Remix.run Logo
jhasse 5 hours ago

I'm using KDE with Wayland and 2 non-standard DPI monitors (one at 100% the other at 150% scale). No workarounds needed, nothing is blurry. I think your experience comes from GNOME which lacks behind in this regard.

simoncion 3 hours ago | parent | next [-]

FWIW, I can do the same with KDE on Xorg with Gentoo Linux.

Since the introduction of the XSETTINGS protocol in like 2003 or 2005 or so to provide a common cross-toolkit mechanism to communicate system settings, the absence of "non-integer" scaling support has always been the fault of the GUI toolkits.

> I think your experience comes from GNOME which lacks behind in this regard.

When doesn't GNOME lag behind? Honestly, most of Wayland's problems have been because a project that expects protocol implementers and extenders to cooperate in order to make the project work set those expectations while knowing that GNOME was going to be one of those parties whose cooperation was required.

mixmastamyk 5 hours ago | parent | prev [-]

Mint/cinnamon here at 150%, X11, not blurry. It’s FUD.

vladvasiliu 4 hours ago | parent [-]

The issue with X11 is that it's not dynamic. Think using a laptop, which you sometimes connect to a screen on which you require a different scale. X11 won't handle different scales, and it also won't switch from one to the other without restarting it.

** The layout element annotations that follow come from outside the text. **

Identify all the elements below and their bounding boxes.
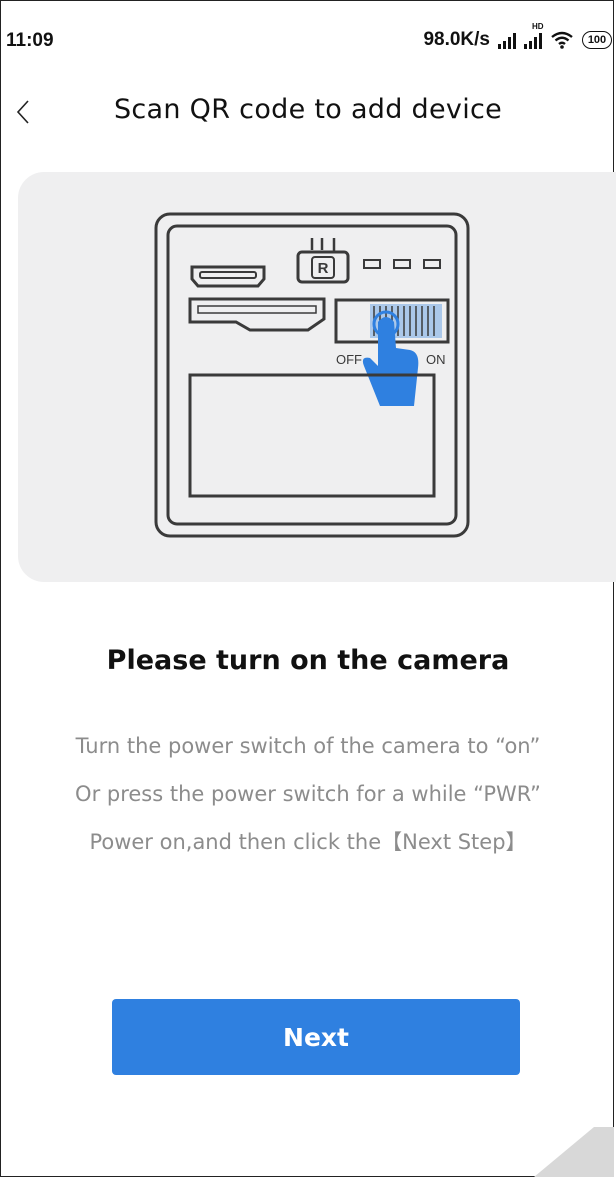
switch-on-label: ON	[426, 352, 446, 367]
network-speed: 98.0K/s	[423, 29, 490, 50]
status-bar: 11:09 98.0K/s HD 100	[0, 0, 616, 80]
instruction-text: Turn the power switch of the camera to “…	[0, 722, 616, 866]
instruction-line: Turn the power switch of the camera to “…	[75, 734, 541, 758]
instruction-title: Please turn on the camera	[106, 645, 510, 676]
reset-label: R	[318, 260, 329, 277]
camera-illustration-card: R OFF ON	[18, 172, 616, 582]
camera-power-switch-illustration: R OFF ON	[154, 212, 470, 538]
header: Scan QR code to add device	[0, 80, 616, 144]
signal-hd-icon: HD	[524, 22, 544, 49]
instruction-line: Power on,and then click the【Next Step】	[89, 830, 527, 854]
status-indicators: 98.0K/s HD 100	[423, 22, 612, 52]
hd-label: HD	[532, 22, 544, 31]
battery-icon: 100	[582, 31, 612, 49]
switch-off-label: OFF	[336, 352, 362, 367]
wifi-icon	[551, 31, 573, 49]
next-button[interactable]: Next	[112, 999, 520, 1075]
corner-decoration	[534, 1127, 614, 1177]
signal-icon	[498, 31, 516, 49]
page-title: Scan QR code to add device	[113, 94, 503, 125]
instruction-line: Or press the power switch for a while “P…	[75, 782, 541, 806]
status-time: 11:09	[6, 30, 54, 51]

simoncion 3 hours ago | parent [-]

> The issue with X11 is that it's not dynamic.

No, it is. Maybe you're using an ancient (or misconfigured) Xorg? Or maybe you've never used a GTK program? One prereq is that you have a daemon running that speaks the ~20 year old XSETTINGS protocol (such as 'xsettingsd'). Another prereq is that you have a DE and GUI toolkit new enough to know how to react to scaling changes. [0]

Also, for some damn reason, QT and FLTK programs need to be restarted in order to render with the new screen scaling ratio, but GTK programs pick up the changes immediately. Based on my investigation, this is a deficiency in how QT and FLTK react to the information they're being provided with.

At least on my system, the KDE settings dialog that lets you adjust screen scaling only exposes a single slider that applies to the entire screen. However, I've bothered to look at (and play with) what's actually going on under the hood, and the underlying systems totally expose per-display scaling factors... but for some reason the KDE control widget doesn't bother to let you use them. Go figure.

[0] I don't know where the cutoff point is, but I know folks have reported to me that their Debian-delivered Xorg installs totally failed to do "non-integer" scaling (dynamic or otherwise), but I've been able to do this on my Gentoo Linux machines for quite some time.

vladvasiliu an hour ago | parent [-]

I use whatever package is shipped by arch, so I think I'm fairly up to date.

I did look a bit into this at one point, but I've found that it's mostly QT apps which work fine with different scaling (telegram comes to mind). GTK apps never did, but I admit I never went too deep in the rabbit hole. Didn't know there was supposed to be some kind of daemon handling this. I do run xsettingsd, but for unrelated reasons. I'll have a look if it can update things.

In any case, except for work, I always used everything at 100% and just scaled the text as needed, which worked well enough.

> I've bothered to look at (and play with) what's actually going on under the hood, and the underlying systems totally expose per-display scaling factors...

Would you care to go into some details? What systems are those and how do you notify them there's been a change?